At the fiscal core of the Tories’ “clear plan” for their dreamy fifth term in office is some £30bn in unfunded tax cuts. These, ironically, are near enough to the £38bn “black hole” that they accuse Labour’s plan will blow in the public finances. The Sunak plan is only “funded” in the sense that the Tories suggest unspecified and uncorroborated cuts in the social security budget, efficiencies and clamping down on tax avoidance will yield the necessary entries on the credit side of the Treasury ledger. On the basis of past experience, those are highly optimistic assumptions.
Like the dodgy calculations they produced about Labour’s supposed policies, with the discredited claim that it will cost every household £2,094, there is very little in the Conservative manifesto, or their recent record, to reassure voters that their plans are sustainable and that the tax cuts will indeed ever end up in people’s pockets.
Besides, the voters are now all too well aware that the medium-term freeze in tax thresholds – which remains in place – will mean rising taxes for most of the rest of the decade. The (third) 2p cut in national insurance contributions (NICs), the abolition of employee NICs and the Help to Buy package must be assessed in that context. Besides that, many people would rather an improvement in vital public services than a tax cut.
Away from economics, Mr Sunak and his team seem rather timid, too much so to avoid further criticism from the discontented right of the party and to defend themselves from the electoral predations of Nigel Farage. In purely tactical terms – they are inherently immoral policies – Mr Sunak could have taken the opportunity to promise to leave the European Convention on Human Rights and to abolish inheritance tax, radical moves symbolic of what the Tories mean by “change”.
But he did not – even though it is extremely unlikely Mr Sunak will ever get the chance to implement these ideas. His fate as the man who will carry the can for a historic defeat seems sealed. It might have been better if he’d laid some more of the blame on the Tory right.
We shall see what Labour has to offer in the coming days, but the signs are that Sir Keir and his shadow chancellor will not be matching the Tories’ proposed tax cuts, chimerical as they may be.
Indeed, because Labour seems inclined to follow much of the Tories’ public spending plans and the narrow and slow trajectory for reducing the national debt, it will do well to avoid having to put taxation up during the next parliament and stick to its promise to leave income tax, national insurance, VAT and, it appears, even capital gains tax alone, behind some specific targeted measures already announced, such as adding VAT to private school fees and changing non-dom rules.

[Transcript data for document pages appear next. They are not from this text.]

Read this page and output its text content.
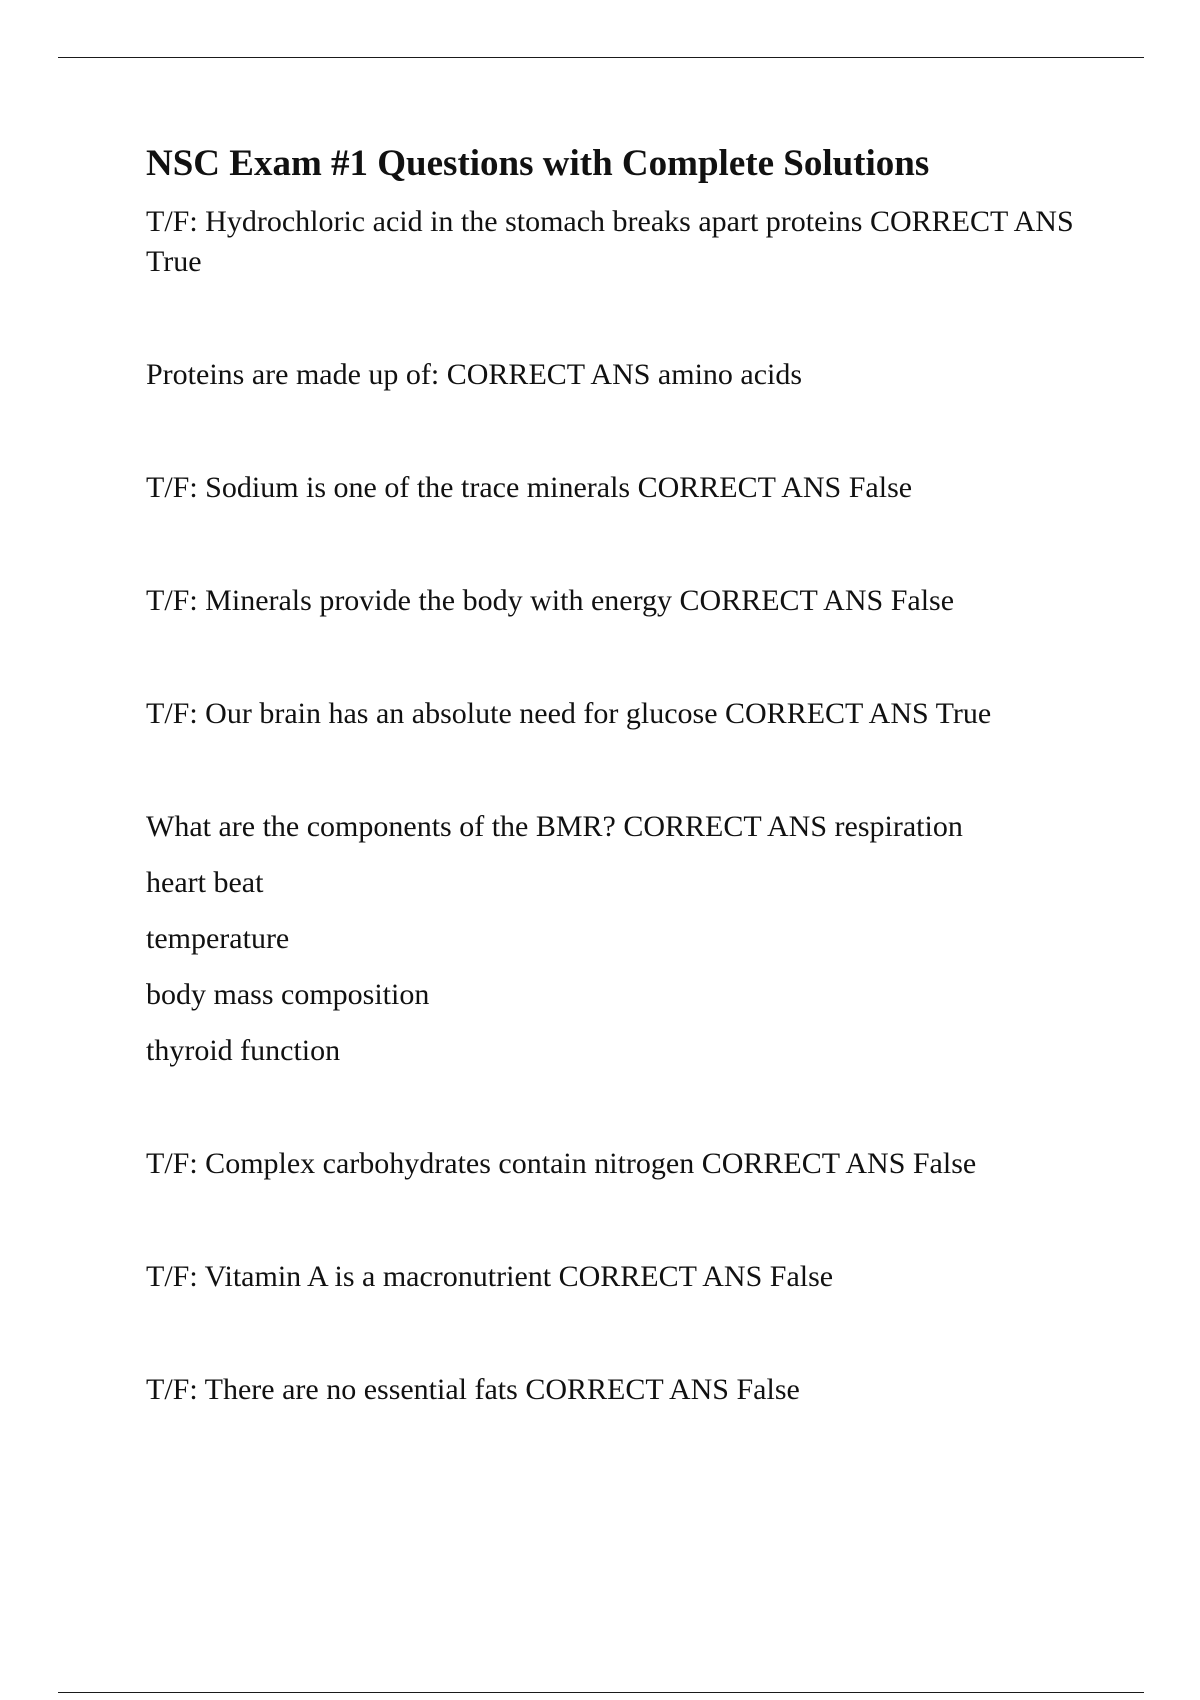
NSC Exam #1 Questions with Complete Solutions

T/F: Hydrochloric acid in the stomach breaks apart proteins CORRECT ANS True

Proteins are made up of: CORRECT ANS amino acids

T/F: Sodium is one of the trace minerals CORRECT ANS False

T/F: Minerals provide the body with energy CORRECT ANS False

T/F: Our brain has an absolute need for glucose CORRECT ANS True

What are the components of the BMR? CORRECT ANS respiration

heart beat
temperature
body mass composition
thyroid function

T/F: Complex carbohydrates contain nitrogen CORRECT ANS False

T/F: Vitamin A is a macronutrient CORRECT ANS False

T/F: There are no essential fats CORRECT ANS False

So far as the macro-picture of the public finances is concerned, then, there is not much to choose between the parties, and it is as well to recognise that reality. There are lobby groups who push for lower taxes, just as there are for more spending on everything from defence to first-time buyers. But few suggest that, still bearing the huge debts incurred by wars, the global financial crisis, Brexit, the pandemic and the energy crisis, the UK should as a priority be paying its debts down. Even the prudent Sir Keir and his iron-clad shadow chancellor don’t talk much about that.